One construction worker died after being electrocuted at a construction site in Thane on 25 May 2021. Police registered first information reports against the site supervisor and a crane operator charging them with "causing death by negligence". The first marine pile cap was placed on Kasheli Creek in October 2021. The metro viaduct crossing the Kasheli creek is 550 metres long, and consists of 13 piers, of which 9 are in the creek and 5 are on land. The viaduct is 15 metres above the water and has 13 spans each with a length of 42.3 metres.

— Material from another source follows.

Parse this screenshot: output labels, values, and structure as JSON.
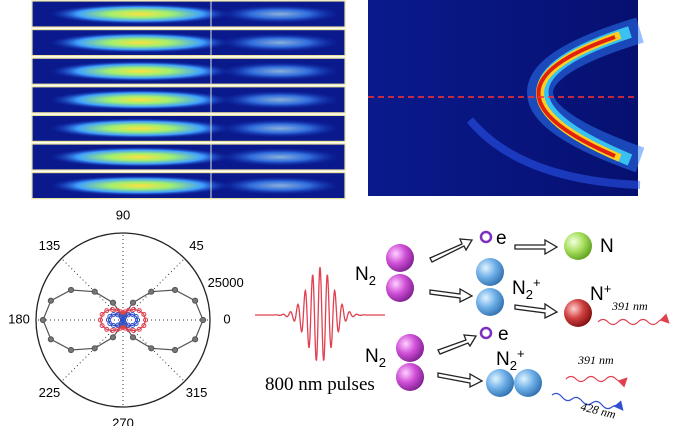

In 2021, five construction workers were injured by falling iron rods at the site. The MMRDA said that 65% of the work had been completed in November 2022, and 70% in December 2022 including 64% of work on stations. Construction of the 550 metre viaduct over Kasheli Creek was completed on 22 January 2023, taking a total of 123 days. In the same month, Afcons stated that it completed 9.3 km of viaducts. The MMRDA stated that 79% of civil work on the first phase had been completed on 6 June 2023.

==Stations==
The Orange Line has a total of 34 stations. 33 are elevated, while the station in Bhiwandi is underground. Of the 34 stations, 26 are under construction and six are under various stages of tendering.

Orange Line 5
| # | Station name |  | Status | Connections | Layout |
| English | Marathi |
| 1 | Kapurbawdi | कापूरबावडी | Under construction | Line 4 (under construction - December 2026) | Elevated |
| 2 | Balkum Naka | बाळकुम नाका | Under construction -December 2026 | Balkum Naka (under construction - December 2026) | Elevated |
| 3 | Kasheli | कशेळी | Under construction- December 2026 | None | Elevated |
| 4 | Kalher | काल्हेर | Under construction - December 2026 | None | Elevated |
| 5 | Purna | पूर्णा | Under construction -December 2026 | None | Elevated |
| 6 | Anjur Phata | अंजूर फाटा | Under construction - December 2026 | Vasai Road–Roha | Elevated |
| 7 | Dhamankar Naka | धामणकर नाका | Under construction - December 2026 | None | Elevated |
| 8 | Bhiwandi | भिवंडी | Approved | None | Elevated |
| 9 | Gopal Nagar | गोपाळ नगर | Approved | None | Elevated |
| 10 | Temghar | टेमघर | Approved | None | Elevated |
| 11 | Rajnouli Village | रांजणोली गाव | Approved | None | Elevated |
| 12 | Govegaon MIDC | गोवेगाव एमआयडीसी | Approved | None | Elevated |
| 13 | Kongaon | कोनगाव | Approved | None | Elevated |
| 14 | Durgadi Fort | दुर्गाडी किल्ला | Approved | None | Elevated |
| 15 | Sahajanand Chowk | सहजानंद चौक | Approved | None | Elevated |
| 16 | Kalyan Railway Station | कल्याण रेल्वे स्थानक | Under construction | Central and Indian Railways | Elevated |
| 17 | Kalyan APMC | कल्याण एपीएमसी | Under construction | None | Elevated |
| 18 | Ganesh Nagar (Kalyan) | गणेश नगर (कल्याण) | Under construction | None | Elevated |
| 19 | Pisavali Gaon | पिसवली गाव | Under construction | None | Elevated |
| 20 | Golavali | गोळवली | Under construction | None | Elevated |
| 21 | Dombivali MIDC | डोंबिवली एमआयडीसी | Under construction | None | Elevated |
| 22 | Sagaon | सागाव | Under construction | None | Elevated |
| 23 | Sonarpada | सोनारपाडा | Under construction | None | Elevated |
| 24 | Manpada (Dombivali East) | मानपाडा (डोंबिवली पूर्व) | Under construction | None | Elevated |
| 25 | Hedutane | हेदुटणे | Under construction | None | Elevated |
| 26 | Kolegaon | कोळेगाव | Under construction | None | Elevated |
| 27 | Nilaje Gaon | निळजे गाव | Under construction | None | Elevated |
| 28 | Vadavali | वडवली | Under construction | None | Elevated |
| 29 | Bale | बाळे | Under construction | None | Elevated |
| 30 | Waklan | वाकळण | Under construction | None | Elevated |
| 31 | Turbhe | तुर्भे | Under construction | None | Elevated |
| 32 | Pisarve Depot | पिसार्वे आगार | Under construction | None | Elevated |
| 33 | Pisarve | पिसार्वे | Under construction | None | Elevated |
| 34 | Amandoot | अमनदूत | Under construction | Amandoot | Elevated |

== Cost ==
Line 5 is estimated to cost ₹8416 crore. The cost was primarily borne by the MMRDA. The Asian Infrastructure Investment Bank and the OPEC Fund for International Development provided a total loan of ₹2357.25 crore for the project.